North Okanagan-Shuswap trustees insist there’s a need to consider how many of them sit at the board table

North Okanagan-Shuswap trustees insist there’s a need to consider how many of them sit at the board table, but you can tell they just aren’t into it.

As soon as it was announced the district may possibly go from nine to seven trustees, statements were being made as to why the proposal isn’t viable.

“Asking seven people to do what we are currently doing with nine people without a pay raise is not fair,” said Larissa Lutjen, North Shuswap trustee.

“It’s a large time commitment on one person,” added Kelly Rowe, Armstrong-Spallumcheen trustee.

And certainly chopping two trustees would put additional workload on the remaining seven, but many school districts in the province have seven-member boards.

One just has to look at the Vernon district where seven trustees are responsible for 19 schools and four educational programs compared to 23 schools and four programs in North Okanagan-Shuswap.

Even the Central Okanagan School District only has seven trustees and they oversee 43 schools in Kelowna, West Kelowna, Peachland and Lake Country.

Obviously North Okanagan-Shuswap is geographically vast, covering from the North Shuswap to Armstrong and from Falkland to Sicamous. But there’s also a fair distance from Okanagan Landing in the western part of the Vernon district to Cherryville in the east.

Central Okanagan may be more urbanized but seven trustees trying to attend parent advisory committee meetings at 43 schools also means a lot of time on the road.

If North Okanagan-Shuswap is reduced by two trustees, some representation will be lost.

“If Armstrong-Spallumcheen was trimmed to one trustee from two, it will be an enormous undertaking,” said Rowe.

Obviously life wouldn’t be the same but combined, Armstrong and Spallumcheen have a total population of 10,158 with four schools while Coldstream, with one trustee, has 10,821 people and four schools. Lake Country has 14,035 and one trustee to cover four schools.

And while the gap between schools in Coldstream and Lake Country isn’t huge, they are farther apart than the four-minute drive between Highland Park Elementary and Pleasant Valley Secondary School.

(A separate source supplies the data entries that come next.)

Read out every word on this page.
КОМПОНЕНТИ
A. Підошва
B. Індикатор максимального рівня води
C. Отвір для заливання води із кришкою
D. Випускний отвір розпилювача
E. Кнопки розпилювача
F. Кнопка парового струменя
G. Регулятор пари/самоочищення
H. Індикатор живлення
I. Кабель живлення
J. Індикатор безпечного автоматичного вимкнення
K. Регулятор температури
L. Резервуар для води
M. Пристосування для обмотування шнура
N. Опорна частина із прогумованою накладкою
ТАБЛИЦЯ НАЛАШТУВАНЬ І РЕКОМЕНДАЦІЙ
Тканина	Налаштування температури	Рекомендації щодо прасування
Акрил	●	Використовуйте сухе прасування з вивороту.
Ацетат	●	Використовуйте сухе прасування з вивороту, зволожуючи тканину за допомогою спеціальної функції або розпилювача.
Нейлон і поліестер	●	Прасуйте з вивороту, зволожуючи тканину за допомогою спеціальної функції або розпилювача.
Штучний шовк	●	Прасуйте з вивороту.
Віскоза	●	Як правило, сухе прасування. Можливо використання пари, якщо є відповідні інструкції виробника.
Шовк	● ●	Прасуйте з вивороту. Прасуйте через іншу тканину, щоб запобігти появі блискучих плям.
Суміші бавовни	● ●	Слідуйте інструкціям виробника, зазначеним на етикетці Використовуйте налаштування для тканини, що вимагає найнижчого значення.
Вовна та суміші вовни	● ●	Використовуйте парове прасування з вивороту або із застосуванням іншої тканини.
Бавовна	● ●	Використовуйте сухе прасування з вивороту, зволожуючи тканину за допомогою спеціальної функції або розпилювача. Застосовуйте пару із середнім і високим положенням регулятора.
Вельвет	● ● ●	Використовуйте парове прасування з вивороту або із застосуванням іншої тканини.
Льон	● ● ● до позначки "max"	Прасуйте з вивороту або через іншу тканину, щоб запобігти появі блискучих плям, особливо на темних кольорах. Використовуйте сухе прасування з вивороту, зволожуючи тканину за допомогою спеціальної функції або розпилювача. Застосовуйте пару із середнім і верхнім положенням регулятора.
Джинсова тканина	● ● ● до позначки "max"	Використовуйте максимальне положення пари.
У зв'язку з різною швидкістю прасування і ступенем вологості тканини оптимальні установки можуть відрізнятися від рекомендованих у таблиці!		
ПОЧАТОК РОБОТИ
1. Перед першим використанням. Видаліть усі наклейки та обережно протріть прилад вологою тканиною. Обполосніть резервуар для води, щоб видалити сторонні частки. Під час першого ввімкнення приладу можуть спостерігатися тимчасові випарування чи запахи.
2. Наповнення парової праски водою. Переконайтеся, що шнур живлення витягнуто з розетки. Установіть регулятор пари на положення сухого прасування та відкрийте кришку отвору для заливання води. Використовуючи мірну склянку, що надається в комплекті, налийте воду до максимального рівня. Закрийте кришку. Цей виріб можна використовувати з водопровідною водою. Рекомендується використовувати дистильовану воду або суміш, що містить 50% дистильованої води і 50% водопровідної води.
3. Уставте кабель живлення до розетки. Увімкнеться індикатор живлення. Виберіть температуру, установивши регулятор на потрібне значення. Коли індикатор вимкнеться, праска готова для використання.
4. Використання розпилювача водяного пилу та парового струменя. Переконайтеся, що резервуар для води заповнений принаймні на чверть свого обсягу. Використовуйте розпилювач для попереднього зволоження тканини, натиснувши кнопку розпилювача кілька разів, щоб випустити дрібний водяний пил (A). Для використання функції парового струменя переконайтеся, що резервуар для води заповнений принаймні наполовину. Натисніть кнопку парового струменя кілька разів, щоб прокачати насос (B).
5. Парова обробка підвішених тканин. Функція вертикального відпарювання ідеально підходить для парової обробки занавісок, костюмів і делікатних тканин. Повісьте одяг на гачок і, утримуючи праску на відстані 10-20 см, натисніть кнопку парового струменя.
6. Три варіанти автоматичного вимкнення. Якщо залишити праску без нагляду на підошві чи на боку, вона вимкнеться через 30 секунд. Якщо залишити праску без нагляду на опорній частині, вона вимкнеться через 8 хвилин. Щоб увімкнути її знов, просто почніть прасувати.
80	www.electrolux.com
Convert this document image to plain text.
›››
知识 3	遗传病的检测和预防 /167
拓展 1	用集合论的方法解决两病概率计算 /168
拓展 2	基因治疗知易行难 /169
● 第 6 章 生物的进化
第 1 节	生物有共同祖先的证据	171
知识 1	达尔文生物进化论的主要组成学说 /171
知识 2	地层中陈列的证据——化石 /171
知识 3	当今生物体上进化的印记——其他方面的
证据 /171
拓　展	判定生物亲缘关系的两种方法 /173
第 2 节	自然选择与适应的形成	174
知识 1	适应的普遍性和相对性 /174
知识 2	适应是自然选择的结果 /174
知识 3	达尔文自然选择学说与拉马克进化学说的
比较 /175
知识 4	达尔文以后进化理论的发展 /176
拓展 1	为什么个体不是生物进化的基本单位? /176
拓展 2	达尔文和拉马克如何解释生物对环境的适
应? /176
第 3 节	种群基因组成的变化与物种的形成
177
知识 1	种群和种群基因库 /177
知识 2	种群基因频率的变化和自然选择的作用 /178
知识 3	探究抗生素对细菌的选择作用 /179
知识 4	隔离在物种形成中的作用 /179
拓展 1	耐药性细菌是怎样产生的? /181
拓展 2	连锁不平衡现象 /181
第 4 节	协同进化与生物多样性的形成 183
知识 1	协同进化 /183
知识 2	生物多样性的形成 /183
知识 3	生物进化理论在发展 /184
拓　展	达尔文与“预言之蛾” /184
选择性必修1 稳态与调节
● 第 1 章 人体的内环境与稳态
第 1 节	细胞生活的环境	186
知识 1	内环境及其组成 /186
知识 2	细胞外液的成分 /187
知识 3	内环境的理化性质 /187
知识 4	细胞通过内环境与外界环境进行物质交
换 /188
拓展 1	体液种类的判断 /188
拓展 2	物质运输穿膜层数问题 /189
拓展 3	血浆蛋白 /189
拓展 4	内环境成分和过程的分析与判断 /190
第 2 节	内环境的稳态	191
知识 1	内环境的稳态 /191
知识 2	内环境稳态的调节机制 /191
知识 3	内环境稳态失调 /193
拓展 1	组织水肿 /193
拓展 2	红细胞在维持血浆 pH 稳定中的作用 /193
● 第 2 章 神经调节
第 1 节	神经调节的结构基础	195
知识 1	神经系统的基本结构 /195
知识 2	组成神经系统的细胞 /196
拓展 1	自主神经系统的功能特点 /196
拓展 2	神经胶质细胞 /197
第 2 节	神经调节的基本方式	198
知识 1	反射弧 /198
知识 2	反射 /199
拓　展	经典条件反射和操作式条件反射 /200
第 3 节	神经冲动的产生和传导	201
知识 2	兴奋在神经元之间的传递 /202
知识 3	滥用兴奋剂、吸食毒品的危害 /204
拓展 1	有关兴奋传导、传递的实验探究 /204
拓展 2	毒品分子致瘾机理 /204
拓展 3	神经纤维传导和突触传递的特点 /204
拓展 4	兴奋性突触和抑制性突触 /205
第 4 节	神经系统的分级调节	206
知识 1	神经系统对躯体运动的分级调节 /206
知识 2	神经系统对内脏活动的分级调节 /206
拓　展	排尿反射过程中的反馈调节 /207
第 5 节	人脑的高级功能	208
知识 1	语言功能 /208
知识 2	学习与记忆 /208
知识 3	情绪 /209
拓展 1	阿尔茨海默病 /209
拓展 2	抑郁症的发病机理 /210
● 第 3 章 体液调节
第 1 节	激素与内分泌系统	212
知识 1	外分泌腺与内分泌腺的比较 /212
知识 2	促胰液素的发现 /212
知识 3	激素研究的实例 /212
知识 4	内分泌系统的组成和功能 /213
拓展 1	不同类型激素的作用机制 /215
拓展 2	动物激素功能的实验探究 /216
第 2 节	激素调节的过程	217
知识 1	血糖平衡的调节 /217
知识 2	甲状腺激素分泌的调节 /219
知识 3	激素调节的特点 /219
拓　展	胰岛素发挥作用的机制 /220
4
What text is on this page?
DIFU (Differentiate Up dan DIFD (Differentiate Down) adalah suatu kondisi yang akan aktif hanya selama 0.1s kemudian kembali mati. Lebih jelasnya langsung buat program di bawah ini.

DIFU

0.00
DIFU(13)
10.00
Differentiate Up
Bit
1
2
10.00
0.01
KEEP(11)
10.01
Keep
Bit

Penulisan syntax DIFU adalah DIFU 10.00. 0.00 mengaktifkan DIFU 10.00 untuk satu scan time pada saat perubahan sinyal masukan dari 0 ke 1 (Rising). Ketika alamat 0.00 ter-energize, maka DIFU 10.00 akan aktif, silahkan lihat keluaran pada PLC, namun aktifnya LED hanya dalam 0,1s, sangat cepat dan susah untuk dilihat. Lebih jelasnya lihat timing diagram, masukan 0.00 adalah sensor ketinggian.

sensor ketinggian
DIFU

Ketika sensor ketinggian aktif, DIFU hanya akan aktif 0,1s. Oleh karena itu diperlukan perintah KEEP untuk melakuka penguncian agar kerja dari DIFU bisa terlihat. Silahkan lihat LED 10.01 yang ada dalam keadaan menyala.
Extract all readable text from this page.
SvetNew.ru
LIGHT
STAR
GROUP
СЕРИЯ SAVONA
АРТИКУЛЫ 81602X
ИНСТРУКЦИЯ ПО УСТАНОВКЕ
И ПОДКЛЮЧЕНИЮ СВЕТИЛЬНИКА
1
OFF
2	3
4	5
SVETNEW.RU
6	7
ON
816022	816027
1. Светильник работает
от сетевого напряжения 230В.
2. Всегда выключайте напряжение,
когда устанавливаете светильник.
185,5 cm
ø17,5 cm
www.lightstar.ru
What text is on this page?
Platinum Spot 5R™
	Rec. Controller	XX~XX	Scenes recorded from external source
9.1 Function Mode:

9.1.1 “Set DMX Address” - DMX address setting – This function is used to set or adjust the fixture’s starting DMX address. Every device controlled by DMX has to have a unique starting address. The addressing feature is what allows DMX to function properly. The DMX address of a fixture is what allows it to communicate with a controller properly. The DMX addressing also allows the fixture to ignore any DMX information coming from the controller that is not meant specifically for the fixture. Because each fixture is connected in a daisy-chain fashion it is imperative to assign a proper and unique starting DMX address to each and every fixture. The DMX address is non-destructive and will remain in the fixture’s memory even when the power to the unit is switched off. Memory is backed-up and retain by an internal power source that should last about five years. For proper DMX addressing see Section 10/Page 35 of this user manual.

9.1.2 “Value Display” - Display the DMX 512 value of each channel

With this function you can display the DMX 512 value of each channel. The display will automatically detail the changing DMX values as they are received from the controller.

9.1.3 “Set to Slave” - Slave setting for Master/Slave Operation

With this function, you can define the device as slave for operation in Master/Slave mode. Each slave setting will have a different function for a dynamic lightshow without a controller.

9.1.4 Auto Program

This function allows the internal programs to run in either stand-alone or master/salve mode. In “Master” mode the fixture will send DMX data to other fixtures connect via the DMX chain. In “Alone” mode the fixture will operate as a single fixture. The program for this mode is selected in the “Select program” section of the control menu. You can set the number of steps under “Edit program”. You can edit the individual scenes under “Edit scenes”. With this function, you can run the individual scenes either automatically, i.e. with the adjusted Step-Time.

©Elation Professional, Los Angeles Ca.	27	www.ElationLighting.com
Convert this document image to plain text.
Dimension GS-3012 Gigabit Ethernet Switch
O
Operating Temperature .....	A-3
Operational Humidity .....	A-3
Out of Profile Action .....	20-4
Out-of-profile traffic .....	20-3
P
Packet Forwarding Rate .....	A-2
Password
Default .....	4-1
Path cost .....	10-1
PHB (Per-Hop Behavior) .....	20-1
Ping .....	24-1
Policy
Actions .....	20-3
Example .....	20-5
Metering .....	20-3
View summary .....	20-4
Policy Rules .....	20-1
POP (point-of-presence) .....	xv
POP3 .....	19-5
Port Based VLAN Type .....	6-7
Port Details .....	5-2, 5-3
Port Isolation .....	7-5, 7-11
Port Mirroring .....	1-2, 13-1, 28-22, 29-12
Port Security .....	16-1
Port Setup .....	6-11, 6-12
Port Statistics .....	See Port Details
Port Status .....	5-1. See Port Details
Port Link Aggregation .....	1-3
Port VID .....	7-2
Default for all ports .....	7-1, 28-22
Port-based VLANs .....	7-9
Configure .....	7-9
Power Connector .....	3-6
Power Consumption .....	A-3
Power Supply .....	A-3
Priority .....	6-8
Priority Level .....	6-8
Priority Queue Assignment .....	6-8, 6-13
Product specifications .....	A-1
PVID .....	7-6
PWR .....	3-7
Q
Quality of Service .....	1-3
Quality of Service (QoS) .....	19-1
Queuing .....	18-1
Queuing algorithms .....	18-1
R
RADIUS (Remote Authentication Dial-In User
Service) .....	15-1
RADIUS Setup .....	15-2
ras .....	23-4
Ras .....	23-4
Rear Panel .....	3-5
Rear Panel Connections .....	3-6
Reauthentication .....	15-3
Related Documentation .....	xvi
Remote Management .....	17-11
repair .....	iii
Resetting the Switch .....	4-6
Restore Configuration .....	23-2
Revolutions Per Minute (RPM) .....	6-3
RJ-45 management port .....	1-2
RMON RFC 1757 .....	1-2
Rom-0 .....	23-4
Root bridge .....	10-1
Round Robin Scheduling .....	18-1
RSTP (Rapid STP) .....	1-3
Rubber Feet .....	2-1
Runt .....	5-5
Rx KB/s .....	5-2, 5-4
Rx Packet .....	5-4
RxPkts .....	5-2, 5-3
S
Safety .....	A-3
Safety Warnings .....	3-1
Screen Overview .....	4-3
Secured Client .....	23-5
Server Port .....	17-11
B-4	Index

Rowe goes on to say that, “The cost between one and two trustees is like tossing a deck chair off of the Titanic. It’s minor in the entire budget.”

True $25,000 isn’t much when there is a $1.3 million shortfall, but reducing trustees is a symbolic gesture that shows no aspect of the district is untouchable, particularly when communities may lose schools or programs.

Of course it should be pointed out that trustees earn $17,539 in Central Okanagan and  $13,424 in Vernon compared to $11,710 in North Okanagan-Shuswap. With two fewer trustees, compensation could possibly climb for the remaining seven, meaning potential savings would narrow.

Now none of this is to undermine the work done by North Okanagan-Shuswap trustees. They have a thankless task of trying to meet the needs of our kids, especially when it’s the provincial government that controls the purse strings. They deserve our praise for stepping up to the plate.

But there are trustees across our region and province doing the same admirable work and with two less bodies at the table.